Throughout her book, Roudinesco engages in a lively dialogue with Freud and his work, and with dozens of other commentators, analysts, and historians. Respectful, except to those who make serious errors or simply repeat rumors, she is happy to accept the insights of others but still stakes out her own interpretations. In so doing, she gives us anew the man who did more than anyone else in the 20th century to shape our ways of understanding ourselves. No brain scan is ever going to destroy a belief in our own subjectivity. Love him, hate him, declare him dead yet again—Freud remains a force to be contended with.

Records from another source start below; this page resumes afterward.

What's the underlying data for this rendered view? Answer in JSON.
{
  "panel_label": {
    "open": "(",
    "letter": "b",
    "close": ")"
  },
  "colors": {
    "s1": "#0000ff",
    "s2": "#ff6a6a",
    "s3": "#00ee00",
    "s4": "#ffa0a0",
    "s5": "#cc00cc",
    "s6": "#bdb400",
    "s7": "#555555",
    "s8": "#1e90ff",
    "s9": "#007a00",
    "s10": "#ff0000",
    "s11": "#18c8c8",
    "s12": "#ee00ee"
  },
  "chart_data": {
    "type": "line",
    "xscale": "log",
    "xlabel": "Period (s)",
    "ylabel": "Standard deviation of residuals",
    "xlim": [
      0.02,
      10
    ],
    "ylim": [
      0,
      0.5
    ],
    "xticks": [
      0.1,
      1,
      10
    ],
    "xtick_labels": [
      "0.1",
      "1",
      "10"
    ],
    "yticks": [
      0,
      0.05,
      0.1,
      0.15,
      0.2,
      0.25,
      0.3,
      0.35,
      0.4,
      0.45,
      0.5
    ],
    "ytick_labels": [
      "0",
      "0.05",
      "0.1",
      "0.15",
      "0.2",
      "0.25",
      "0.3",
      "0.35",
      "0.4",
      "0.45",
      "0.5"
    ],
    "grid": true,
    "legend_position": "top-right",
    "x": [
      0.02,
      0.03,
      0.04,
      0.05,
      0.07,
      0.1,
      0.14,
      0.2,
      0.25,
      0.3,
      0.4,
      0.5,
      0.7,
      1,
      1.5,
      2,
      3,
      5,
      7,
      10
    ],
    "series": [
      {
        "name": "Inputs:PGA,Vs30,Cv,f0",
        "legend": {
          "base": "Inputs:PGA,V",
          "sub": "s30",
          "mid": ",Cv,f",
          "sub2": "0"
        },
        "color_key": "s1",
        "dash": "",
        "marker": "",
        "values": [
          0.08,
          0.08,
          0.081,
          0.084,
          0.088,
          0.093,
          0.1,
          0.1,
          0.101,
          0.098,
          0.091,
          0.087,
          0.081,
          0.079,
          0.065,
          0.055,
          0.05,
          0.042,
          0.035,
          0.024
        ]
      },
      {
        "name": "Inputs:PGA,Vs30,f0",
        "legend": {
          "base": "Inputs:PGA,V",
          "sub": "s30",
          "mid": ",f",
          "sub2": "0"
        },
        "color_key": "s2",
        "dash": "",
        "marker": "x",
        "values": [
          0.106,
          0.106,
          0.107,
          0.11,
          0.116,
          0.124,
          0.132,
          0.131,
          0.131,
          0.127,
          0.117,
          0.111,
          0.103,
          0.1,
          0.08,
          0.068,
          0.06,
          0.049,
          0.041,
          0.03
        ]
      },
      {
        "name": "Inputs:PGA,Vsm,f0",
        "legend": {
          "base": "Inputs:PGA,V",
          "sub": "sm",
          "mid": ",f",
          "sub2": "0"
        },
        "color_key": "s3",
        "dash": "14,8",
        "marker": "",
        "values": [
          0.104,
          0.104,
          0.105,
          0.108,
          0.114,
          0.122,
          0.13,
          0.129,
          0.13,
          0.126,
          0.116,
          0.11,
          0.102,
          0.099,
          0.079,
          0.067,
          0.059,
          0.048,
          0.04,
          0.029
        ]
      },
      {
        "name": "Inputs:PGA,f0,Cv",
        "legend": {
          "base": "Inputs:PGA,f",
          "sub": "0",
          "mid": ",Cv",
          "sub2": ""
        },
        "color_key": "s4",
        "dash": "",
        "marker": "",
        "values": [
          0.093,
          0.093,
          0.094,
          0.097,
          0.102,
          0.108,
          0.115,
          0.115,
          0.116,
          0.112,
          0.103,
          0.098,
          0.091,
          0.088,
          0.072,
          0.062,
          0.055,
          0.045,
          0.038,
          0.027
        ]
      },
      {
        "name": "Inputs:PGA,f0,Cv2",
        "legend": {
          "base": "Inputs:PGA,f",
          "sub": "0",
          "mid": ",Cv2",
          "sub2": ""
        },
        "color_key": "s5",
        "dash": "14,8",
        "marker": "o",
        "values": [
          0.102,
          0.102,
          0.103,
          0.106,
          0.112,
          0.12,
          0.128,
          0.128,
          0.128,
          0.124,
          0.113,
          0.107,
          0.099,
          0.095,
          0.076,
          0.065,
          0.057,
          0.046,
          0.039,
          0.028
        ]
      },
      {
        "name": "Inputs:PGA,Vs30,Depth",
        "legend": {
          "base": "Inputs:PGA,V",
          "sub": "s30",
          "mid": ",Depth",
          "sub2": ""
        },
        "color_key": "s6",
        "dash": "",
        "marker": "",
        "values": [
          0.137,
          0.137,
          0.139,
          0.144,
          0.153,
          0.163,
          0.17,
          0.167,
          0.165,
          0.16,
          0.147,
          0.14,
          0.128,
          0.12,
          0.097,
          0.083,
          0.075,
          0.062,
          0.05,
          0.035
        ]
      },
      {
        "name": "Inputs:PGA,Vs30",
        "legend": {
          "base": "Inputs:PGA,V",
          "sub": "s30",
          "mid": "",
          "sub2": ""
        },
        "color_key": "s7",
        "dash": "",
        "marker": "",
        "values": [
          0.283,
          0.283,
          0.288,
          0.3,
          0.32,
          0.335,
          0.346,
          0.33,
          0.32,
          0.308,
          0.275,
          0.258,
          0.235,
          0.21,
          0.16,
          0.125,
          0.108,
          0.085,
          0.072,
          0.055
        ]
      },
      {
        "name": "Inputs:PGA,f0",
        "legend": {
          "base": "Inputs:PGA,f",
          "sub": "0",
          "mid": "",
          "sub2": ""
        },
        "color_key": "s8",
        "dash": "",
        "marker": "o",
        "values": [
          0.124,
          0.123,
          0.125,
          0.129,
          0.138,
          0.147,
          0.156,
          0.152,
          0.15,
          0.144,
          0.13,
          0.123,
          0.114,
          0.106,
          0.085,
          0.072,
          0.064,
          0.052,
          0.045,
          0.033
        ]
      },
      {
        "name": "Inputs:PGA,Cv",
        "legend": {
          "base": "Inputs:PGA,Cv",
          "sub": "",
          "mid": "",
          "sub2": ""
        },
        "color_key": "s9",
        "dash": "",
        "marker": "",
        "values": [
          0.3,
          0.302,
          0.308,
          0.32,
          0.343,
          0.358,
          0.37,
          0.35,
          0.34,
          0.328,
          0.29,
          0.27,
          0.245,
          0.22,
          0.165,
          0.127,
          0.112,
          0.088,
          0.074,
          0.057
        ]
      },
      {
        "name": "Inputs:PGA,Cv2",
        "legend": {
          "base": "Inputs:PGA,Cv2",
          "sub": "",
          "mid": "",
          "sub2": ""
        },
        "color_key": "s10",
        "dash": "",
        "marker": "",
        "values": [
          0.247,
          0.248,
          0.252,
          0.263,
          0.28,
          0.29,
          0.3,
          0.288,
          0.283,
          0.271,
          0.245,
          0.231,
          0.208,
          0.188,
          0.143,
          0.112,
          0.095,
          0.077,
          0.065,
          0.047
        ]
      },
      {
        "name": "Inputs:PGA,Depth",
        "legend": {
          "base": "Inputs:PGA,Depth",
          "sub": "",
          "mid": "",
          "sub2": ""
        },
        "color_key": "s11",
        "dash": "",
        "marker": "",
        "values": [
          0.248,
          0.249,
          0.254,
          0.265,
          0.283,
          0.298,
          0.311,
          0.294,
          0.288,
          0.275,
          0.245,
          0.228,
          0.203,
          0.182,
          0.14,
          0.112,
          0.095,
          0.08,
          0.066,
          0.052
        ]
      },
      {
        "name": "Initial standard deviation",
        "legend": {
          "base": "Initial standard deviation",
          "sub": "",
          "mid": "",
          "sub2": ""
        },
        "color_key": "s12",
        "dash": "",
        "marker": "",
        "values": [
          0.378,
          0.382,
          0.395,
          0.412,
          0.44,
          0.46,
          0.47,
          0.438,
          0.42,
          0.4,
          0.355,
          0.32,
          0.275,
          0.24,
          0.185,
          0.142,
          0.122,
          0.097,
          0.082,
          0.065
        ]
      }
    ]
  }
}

As events in the world, and in our own country, make us wonder whether human life ever progresses to the point of being free of cruelty or violence, we would do well to remember Sigmund Freud. The absolute depravity of World War I, and its shocking erasure of any distinction between combatants and civilians, profoundly shaped his thinking. The simultaneous presence in every individual of the most evil and the most generous impulses makes society an inherent contradiction. Freud forces us to confront this deeply distressing fact, which is one reason we’ll never let him die.

Gail A. Hornstein, professor of psychology at Mount Holyoke, is the author of To Redeem One Person Is to Redeem the World: The Life of Frieda Fromm-Reichmann.